Presenter: Kirsten Dawes
Co-Presenter: Elliott Ewing
Mentor: Hank Childs, Computer Science
Oral Presentation
Majors: Mathematics and Computer Science
As new computer architectures are developed, various concerns are created. Understanding scalability of performance is an important concern for many legacy programs on Intel’s Xeon Phi, a many integrated core architecture. These legacy programs use a significant amount of computational resources, which poses the issues of time, power, and memory consumption as the problem sizes increase. We will be looking at the scalability for the execution time of a program as the number of processors increase. Given this constraint, we should expect to see a decrease in the time of execution of a program using more processors. Exploring data-intensive workloads will allow us to be able to track how certain legacy programs mitigate the issue of scalability on this new architecture. We explored this new architecture by creating two competing mini applications, where each mini application replicated a variation on a legacy program called “VisIt”, which works on data intensive workloads.

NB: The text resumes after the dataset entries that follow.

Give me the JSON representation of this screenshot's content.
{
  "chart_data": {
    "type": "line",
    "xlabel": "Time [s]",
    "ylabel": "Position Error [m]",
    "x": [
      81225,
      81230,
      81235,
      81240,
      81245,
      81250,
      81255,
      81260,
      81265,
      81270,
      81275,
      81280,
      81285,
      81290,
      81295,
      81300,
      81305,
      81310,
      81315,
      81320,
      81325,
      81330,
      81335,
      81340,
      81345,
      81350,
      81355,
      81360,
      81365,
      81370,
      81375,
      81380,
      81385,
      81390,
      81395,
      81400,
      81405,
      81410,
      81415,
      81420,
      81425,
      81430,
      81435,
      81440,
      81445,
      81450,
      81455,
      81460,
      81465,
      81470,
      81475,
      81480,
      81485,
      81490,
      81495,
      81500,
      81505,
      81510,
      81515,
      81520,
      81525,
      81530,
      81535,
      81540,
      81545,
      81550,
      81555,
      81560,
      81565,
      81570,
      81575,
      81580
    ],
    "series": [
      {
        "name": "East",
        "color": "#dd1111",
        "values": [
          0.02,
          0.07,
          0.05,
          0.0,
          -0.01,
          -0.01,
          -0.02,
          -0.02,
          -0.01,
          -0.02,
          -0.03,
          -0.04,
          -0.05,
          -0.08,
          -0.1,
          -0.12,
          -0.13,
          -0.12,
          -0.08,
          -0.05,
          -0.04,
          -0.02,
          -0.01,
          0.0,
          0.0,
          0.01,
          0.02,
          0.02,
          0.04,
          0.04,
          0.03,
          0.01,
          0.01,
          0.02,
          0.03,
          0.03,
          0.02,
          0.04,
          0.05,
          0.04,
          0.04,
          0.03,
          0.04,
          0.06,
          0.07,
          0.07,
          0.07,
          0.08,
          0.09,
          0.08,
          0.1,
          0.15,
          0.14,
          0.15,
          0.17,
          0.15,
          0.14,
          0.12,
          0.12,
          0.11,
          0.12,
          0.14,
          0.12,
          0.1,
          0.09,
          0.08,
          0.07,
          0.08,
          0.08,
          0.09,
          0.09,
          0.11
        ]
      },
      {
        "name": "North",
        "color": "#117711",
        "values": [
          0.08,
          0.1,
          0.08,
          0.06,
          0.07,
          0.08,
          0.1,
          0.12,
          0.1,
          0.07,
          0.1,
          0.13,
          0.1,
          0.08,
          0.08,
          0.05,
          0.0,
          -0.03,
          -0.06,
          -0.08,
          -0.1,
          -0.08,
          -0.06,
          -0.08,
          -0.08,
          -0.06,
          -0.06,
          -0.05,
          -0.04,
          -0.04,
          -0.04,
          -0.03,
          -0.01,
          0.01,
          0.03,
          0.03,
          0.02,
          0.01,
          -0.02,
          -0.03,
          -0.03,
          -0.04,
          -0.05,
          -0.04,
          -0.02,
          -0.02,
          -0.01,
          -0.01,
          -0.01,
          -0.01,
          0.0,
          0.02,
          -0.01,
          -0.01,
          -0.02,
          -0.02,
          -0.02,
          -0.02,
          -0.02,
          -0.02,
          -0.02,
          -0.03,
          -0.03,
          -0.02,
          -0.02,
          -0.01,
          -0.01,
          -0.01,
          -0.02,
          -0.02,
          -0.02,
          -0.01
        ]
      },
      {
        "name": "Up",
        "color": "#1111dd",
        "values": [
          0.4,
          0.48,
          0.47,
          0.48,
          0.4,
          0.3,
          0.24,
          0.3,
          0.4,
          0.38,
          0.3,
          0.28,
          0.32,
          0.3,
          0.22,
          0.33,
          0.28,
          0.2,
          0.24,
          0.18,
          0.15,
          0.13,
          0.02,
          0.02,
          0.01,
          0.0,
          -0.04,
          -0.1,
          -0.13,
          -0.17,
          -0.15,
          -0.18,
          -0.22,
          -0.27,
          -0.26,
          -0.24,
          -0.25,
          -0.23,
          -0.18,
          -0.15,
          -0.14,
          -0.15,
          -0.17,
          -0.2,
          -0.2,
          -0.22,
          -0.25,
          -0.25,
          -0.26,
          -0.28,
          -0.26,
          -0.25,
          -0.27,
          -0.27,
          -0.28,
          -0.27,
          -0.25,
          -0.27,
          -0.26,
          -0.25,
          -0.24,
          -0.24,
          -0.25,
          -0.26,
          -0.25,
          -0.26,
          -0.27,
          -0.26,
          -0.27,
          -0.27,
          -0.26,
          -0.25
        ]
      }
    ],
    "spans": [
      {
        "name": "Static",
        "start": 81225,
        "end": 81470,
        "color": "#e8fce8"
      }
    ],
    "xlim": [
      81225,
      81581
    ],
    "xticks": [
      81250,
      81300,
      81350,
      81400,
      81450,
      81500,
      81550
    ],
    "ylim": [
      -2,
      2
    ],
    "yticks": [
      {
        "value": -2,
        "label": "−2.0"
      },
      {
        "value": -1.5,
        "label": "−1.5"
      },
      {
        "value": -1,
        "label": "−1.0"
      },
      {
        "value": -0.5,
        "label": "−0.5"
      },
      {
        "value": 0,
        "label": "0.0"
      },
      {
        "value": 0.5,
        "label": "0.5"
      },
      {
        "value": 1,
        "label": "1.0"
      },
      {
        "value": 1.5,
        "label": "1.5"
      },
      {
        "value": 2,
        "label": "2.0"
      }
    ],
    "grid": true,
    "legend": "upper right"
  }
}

The two mini applications explored thread affinity and work affinity by implementing image processing filters with a data flow pipeline. We conducted experiments creating different size output and input images; number of image processing filters; type of image processing filters; and number of threads running. The experiments produced timing data based on CPU time as well as time per thread. With the quantitative data, we produced, we were able to conclude that data-intensive workloads like “VisIt” should produce excellent scalability on this new architecture.